1. Matisse Madness. Divide the team into pairs. Person A receives an envelope with a set of instructions. Person B receives a blank sheet of paper and a pencil or pack of crayons. Without watching what their partners are doing, have A read the directions aloud: Fold the paper in half. Make a small mark in the upper corner. Now fold down the corner to the center. Make a line across the page and so on. After completing the steps, A looks at what B completed and the two compare their results to those of the other teams. The facilitator can talk about how, without specific guidelines, our interpretation of directions can vary greatly. Try the exercise again with a more specific set of directions and see if the results resemble each other more than in the first round.

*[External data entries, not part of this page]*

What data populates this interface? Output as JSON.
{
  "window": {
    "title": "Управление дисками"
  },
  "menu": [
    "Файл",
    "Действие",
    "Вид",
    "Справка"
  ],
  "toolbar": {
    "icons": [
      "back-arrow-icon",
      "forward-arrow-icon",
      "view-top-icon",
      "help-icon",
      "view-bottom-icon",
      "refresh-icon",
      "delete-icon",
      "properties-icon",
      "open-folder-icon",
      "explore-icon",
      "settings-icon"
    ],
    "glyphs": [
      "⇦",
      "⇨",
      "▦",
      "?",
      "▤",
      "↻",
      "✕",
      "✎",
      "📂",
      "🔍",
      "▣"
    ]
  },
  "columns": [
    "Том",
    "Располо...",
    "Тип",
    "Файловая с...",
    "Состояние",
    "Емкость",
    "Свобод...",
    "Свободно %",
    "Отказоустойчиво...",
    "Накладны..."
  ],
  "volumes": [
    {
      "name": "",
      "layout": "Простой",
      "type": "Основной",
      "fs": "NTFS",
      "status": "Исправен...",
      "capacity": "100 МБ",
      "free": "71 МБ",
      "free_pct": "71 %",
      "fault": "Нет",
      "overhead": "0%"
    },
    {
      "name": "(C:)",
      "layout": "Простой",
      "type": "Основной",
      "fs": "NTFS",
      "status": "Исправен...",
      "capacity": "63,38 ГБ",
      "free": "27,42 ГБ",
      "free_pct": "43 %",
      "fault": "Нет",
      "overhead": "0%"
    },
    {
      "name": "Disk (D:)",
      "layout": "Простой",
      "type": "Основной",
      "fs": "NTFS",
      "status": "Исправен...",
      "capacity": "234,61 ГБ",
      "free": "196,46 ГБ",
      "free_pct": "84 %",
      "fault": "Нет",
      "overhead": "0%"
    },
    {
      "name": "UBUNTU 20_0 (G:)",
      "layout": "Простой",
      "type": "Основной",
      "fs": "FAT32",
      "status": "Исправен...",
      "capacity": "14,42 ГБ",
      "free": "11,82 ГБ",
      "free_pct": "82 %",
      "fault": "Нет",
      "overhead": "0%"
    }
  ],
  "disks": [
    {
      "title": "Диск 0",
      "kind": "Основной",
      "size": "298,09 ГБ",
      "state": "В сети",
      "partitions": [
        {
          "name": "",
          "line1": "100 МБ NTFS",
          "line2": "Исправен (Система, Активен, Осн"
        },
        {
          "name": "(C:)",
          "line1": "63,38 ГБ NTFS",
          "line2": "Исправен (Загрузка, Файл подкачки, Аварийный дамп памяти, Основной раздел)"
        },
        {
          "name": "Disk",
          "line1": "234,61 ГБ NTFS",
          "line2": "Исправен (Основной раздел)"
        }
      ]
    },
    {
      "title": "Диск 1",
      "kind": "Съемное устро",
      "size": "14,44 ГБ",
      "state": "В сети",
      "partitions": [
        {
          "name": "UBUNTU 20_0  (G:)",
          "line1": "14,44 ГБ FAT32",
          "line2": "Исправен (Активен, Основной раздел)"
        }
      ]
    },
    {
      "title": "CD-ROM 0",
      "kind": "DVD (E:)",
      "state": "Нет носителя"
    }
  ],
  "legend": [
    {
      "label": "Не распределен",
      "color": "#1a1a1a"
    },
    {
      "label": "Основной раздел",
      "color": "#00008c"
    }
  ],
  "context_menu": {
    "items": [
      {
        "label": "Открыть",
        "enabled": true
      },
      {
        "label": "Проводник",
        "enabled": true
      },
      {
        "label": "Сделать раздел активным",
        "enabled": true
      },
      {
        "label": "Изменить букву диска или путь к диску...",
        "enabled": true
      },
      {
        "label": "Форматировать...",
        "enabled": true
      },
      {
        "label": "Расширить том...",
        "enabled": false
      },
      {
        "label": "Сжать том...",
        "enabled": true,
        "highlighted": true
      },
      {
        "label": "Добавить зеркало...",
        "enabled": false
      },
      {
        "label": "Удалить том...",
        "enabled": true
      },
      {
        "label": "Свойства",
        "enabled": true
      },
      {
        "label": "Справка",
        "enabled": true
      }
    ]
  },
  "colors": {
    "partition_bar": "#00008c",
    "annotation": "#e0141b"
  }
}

2. Me, Myself and I. Brian Cole Miller, author of Quick Team-Building Activities for Busy Managers (AMACOM, 2003) and founder of Working Solutions, suggests this exercise when participants need to practice listening to others rather than focusing on themselves. Break the sales team into pairs. Have one partner speak without stopping for three minutes on any topic without using the word I. Meanwhile, the other person must listen without saying a word, even yeah or uh-huh. After three minutes have the partners swap places and repeat the exercise. The facilitator can discuss which role was easier for the participants, how they felt in each role and how we can phrase our communications to better focus on the other person, even when we’re talking.

3. Charades. Nonverbal communication, including the ability to read others’ messages and convey our own accurately, is a critical part of every salesperson’s arsenal. A good, old-fashioned game of charades can help participants become more aware of their body language and how they present themselves to others. This can be done as a group or in teams. To make it more applicable, create business-themed clues for team members to act out, such as root cause analysis, mean time between failures and sales force automation system. Not brave enough for those examples? Then hand everyone a fortune cookie and have people act out their fortunes. Not only will you give them a chance to practice their communication skills, you’ll also take care of the mid-afternoon snack.